While clearly pleased with the positive financial effect of the event, Selina says its other effects are equally important.

"The event is not all about making money though. As you realize there are other spin-offs for the local economy. It’s a perfect event to get all our organizations working together and as my trip to Heber City made me realize, boy will we need them come 2010," said the chamber president.

Heber City is a community that leveraged its proximity to Salt Lake to host a variety of community events to capitalize on Olympic tourism during the 2002 Winter Games.

This year marked Selina’s first year in charge of the event.

"I was not nervous, as I have been fortunate to serve my apprenticeship under the watchful eye of the very talented Jan Kennett. Jan has successfully mastered and molded the event for the past several years."

That success is evident in the few incidents that occur as a result.

According to RCMP Cpl. Paul Vadik, there were no arrests made and only two 24-hour roadside suspensions. The only onsite incident related to Pemberton mascot Potato Jack. A visitor took offense to the seven-foot spud’s presence and began pushing the tall tuber. The culprit was removed before he could mash the potato.
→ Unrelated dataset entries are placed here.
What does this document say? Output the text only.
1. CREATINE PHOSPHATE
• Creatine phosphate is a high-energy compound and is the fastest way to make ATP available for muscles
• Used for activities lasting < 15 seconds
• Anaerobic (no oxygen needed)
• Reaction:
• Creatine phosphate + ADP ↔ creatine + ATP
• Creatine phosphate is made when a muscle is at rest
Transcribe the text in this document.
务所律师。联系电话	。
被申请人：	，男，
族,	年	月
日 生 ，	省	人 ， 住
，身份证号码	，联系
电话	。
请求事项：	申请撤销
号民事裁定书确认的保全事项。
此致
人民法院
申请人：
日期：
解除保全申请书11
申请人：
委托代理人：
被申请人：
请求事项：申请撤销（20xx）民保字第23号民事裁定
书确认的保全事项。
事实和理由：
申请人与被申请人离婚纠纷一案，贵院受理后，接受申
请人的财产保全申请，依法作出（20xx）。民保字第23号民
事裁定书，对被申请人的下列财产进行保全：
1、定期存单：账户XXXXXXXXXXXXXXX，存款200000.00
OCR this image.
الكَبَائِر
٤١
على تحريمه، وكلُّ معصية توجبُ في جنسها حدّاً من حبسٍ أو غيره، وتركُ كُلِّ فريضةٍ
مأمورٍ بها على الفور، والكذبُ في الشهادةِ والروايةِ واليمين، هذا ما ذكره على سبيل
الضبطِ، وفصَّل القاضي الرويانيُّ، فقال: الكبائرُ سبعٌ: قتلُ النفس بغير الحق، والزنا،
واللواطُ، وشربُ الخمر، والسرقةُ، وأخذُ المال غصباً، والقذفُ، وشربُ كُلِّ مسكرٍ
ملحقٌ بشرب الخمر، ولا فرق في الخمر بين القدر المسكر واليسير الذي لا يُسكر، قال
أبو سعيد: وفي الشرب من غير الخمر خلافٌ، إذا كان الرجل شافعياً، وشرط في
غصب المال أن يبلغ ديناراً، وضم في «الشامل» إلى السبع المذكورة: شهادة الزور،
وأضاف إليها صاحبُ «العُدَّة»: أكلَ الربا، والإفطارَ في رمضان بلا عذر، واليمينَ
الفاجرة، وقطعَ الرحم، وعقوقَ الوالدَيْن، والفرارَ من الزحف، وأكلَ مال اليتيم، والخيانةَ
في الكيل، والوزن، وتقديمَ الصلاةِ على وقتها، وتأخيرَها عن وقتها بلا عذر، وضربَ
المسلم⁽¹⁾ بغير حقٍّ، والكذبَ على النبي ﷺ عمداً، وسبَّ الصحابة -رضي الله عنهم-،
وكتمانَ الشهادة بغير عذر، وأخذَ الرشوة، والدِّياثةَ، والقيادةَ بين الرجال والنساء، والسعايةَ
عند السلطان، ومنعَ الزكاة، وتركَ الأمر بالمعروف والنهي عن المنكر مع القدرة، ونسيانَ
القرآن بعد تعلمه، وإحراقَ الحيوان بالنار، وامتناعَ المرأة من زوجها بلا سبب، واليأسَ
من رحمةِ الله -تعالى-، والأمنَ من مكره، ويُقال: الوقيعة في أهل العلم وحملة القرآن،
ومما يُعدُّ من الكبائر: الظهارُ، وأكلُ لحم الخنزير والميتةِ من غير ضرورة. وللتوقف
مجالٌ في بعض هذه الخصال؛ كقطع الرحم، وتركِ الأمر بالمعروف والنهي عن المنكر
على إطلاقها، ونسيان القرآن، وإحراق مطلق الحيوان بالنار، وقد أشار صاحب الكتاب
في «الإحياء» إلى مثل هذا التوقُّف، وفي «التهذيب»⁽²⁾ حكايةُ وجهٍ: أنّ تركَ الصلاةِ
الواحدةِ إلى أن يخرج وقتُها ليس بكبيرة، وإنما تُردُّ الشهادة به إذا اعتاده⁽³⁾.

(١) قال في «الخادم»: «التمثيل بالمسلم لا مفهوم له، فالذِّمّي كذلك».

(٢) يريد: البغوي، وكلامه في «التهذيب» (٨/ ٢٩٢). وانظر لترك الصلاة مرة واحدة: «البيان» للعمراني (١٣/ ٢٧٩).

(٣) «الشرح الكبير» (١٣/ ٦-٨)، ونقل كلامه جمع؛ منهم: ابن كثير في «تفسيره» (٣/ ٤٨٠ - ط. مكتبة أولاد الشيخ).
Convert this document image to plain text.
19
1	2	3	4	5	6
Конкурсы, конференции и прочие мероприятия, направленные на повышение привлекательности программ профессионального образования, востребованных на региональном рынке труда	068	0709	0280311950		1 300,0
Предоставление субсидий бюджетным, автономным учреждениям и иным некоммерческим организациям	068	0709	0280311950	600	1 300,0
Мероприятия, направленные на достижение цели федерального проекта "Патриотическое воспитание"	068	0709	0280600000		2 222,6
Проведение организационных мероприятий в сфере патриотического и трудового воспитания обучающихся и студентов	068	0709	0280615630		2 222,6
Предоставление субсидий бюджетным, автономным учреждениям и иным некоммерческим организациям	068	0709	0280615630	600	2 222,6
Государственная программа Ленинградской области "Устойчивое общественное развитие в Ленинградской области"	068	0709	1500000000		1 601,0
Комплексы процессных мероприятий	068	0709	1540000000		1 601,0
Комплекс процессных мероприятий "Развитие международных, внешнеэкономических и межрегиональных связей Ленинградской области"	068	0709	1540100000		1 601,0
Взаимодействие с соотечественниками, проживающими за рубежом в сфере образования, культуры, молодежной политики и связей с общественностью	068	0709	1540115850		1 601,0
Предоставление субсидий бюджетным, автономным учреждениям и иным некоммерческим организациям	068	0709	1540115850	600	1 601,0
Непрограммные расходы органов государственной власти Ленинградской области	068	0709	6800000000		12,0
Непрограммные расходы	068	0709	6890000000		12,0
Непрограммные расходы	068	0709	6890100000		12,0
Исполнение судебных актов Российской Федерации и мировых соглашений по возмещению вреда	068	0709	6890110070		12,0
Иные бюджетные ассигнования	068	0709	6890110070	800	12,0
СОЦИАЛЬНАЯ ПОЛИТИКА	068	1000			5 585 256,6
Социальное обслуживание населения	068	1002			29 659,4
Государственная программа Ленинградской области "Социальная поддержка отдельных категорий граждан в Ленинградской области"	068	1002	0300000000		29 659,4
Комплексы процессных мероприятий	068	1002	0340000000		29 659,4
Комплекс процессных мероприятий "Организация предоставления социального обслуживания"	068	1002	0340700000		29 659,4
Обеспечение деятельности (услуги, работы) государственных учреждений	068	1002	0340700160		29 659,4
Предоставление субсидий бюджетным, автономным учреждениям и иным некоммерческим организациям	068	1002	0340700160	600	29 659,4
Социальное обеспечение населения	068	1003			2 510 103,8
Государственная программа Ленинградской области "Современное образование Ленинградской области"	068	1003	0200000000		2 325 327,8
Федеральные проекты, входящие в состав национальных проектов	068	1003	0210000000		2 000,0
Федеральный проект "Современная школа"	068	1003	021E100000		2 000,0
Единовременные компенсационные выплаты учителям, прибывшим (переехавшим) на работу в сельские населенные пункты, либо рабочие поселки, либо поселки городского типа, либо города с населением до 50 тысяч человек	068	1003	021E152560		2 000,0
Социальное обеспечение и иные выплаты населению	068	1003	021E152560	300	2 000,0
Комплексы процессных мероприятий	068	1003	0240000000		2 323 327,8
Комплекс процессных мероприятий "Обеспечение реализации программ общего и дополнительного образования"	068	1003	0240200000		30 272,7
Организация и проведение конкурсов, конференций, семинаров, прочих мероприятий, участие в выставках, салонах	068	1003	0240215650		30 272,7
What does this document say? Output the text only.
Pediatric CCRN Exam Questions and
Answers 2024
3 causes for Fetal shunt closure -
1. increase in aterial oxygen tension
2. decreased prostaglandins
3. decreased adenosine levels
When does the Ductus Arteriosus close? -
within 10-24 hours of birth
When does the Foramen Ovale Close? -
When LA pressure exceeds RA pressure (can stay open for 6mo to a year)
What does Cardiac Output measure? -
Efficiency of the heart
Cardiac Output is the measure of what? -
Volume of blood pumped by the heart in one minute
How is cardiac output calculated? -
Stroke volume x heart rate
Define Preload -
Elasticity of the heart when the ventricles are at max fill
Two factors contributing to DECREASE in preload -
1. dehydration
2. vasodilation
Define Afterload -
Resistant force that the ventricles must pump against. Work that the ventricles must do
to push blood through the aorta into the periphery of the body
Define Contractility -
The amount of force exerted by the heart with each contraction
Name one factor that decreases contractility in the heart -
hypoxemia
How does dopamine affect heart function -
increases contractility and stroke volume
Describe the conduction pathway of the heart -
The RCMP officer described both the event and the security to be "excellent".

"Several members of Genesis, our security company, told me, that they had loved working the event, ‘There seems to be no generation gap here and the people are great.’" said Selina.

The chamber president attributes much of the event’s success to the more than 100 volunteers who make the event, many of whom he describes as "serial volunteers" who work tirelessly for weeks before the event and then multi-tasked successfully throughout the night.

"When there is so much positive energy poured into an event, how can it fail? How can that feeling of euphoria not be transmitted to those who attend?" he asked.